Create a new "App Registration"
- Name: choose any, for this example we choose Spark
- Redirect URI: Leave empty - we are going to use the Client Credential Flow
When the App Registration is created, select "Manage" -> "Certificates & secrets" and create a "New client secret". Note down the secrets "Value".

That's it! We can now use the second App Registration to sign into Lakekeeper using Spark or other query engines. A Spark configuration would look like:

PyIcebergPySpark

import pyiceberg.catalog
import pyiceberg.catalog.rest
import pyiceberg.typedef

catalog = pyiceberg.catalog.rest.RestCatalog(
    name="my_catalog_name",
    uri="http://localhost:8181/catalog",
    warehouse="<warehouse name>",
    credential="<Client-ID of App 3 (spark)>:<Client-Secret of App 3 (spark)>",
    scope="email openid api://<Client-ID of App 2 (lakekeeper)>/.default",
    **{
        "oauth2-server-uri": "https://login.microsoftonline.com/<Tenant ID>/oauth2/v2.0/token"
    },
)

print(catalog.list_namespaces())

import pyspark

conf = {
    "spark.jars.packages": "org.apache.iceberg:iceberg-spark-runtime-3.5_2.12:1.7.0,org.apache.iceberg:iceberg-azure-bundle:1.7.0",
    "spark.sql.extensions": "org.apache.iceberg.spark.extensions.IcebergSparkSessionExtensions",
    "spark.sql.catalog.azure-docs": "org.apache.iceberg.spark.SparkCatalog",
    "spark.sql.catalog.azure-docs.type": "rest",
    "spark.sql.catalog.azure-docs.uri": "http://localhost:8181/catalog",
    "spark.sql.catalog.azure-docs.credential": "<Client-ID of App 3 (spark)>:<Client-Secret of App 3 (spark)>",
    "spark.sql.catalog.azure-docs.warehouse": "<warehouse name>",
    "spark.sql.catalog.azure-docs.scope": "email openid api://<Client-ID of App 2 (lakekeeper)>/.default",
    "spark.sql.catalog.azure-docs.oauth2-server-uri": "https://login.microsoftonline.com/<Tenant ID>/oauth2/v2.0/token",
}
config = pyspark.SparkConf().setMaster("local")

for k, v in conf.items():
    config = config.set(k, v)

spark = pyspark.sql.SparkSession.builder.config(conf=config).getOrCreate()

try:
    spark.sql("USE `azure-docs`")
except Exception as e:
    print(e.stackTrace)
    raise e
spark.sql("CREATE NAMESPACE IF NOT EXISTS `test`")
spark.sql("CREATE OR REPLACE TABLE `test`.`test_tbl` AS SELECT 1 a")

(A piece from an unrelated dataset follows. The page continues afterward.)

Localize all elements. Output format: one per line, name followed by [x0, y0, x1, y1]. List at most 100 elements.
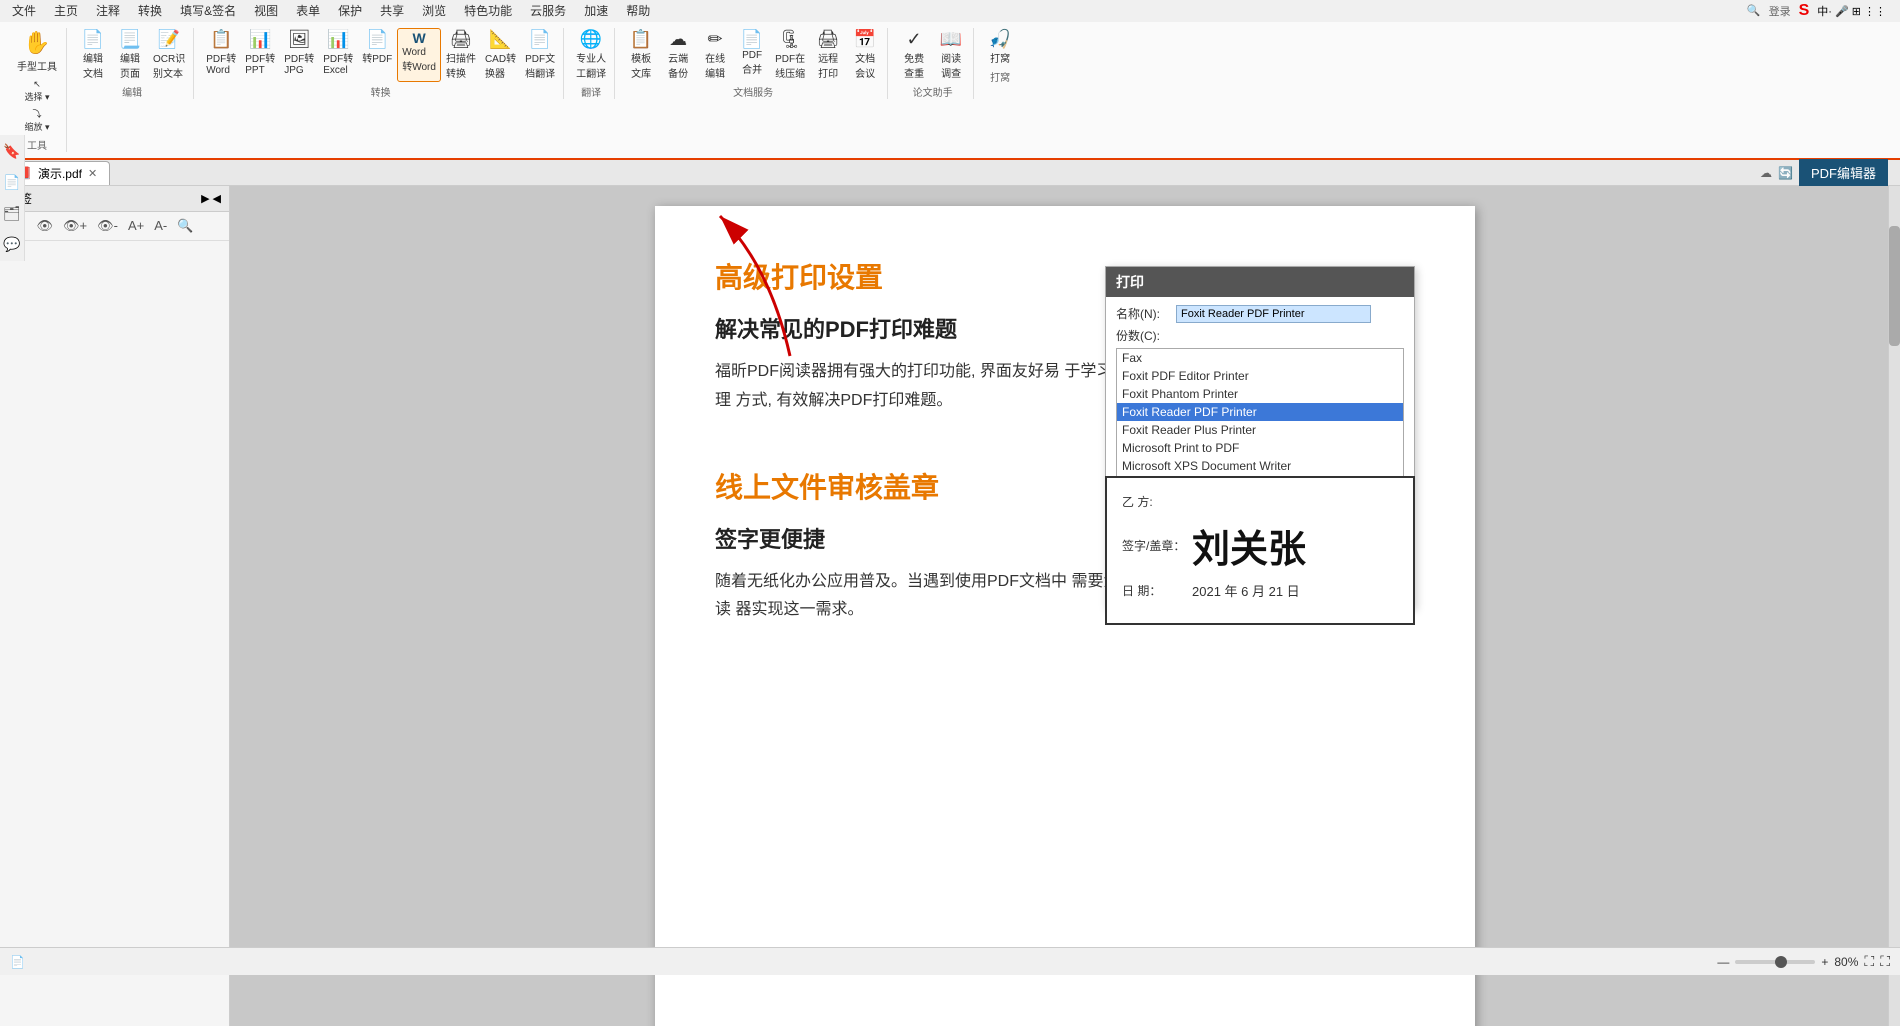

If Authorization is enabled, the client will throw an error as no permissions have been granted yet. During this initial connect to the /config endpoint of Lakekeeper, the user is automatically provisioned so that it should show up when searching for users in the "Grant" dialog and user search endpoints. While we try to extract the name of the application from its token, this might not be possible in all setups. As a fallback we use the Client ID as the name of the user. Once permissions have been granted, the user is able to perform actions.

Kubernetes¶

If LAKEKEEPER__ENABLE_KUBERNETES_AUTHENTICATION is set to true, Lakekeeper validates incoming tokens against the default kubernetes context of the system. Lakekeeper uses the TokenReview to determine the validity of a token. By default the TokenReview resource is protected. When deploying Lakekeeper on Kubernetes, make sure to grant the system:auth-delegator Cluster Role to the service account used by Lakekeeper:

apiVersion: rbac.authorization.k8s.io/v1
kind: ClusterRoleBinding
metadata:
  name: allow-token-review
roleRef:
  apiGroup: rbac.authorization.k8s.io
  kind: ClusterRole
  name: system:auth-delegator
subjects:
- kind: ServiceAccount
  name: <lakekeeper-serviceaccount>
  namespace: <lakekeeper-namespace>

The Lakekeeper Helm Chart creates the required binding by default.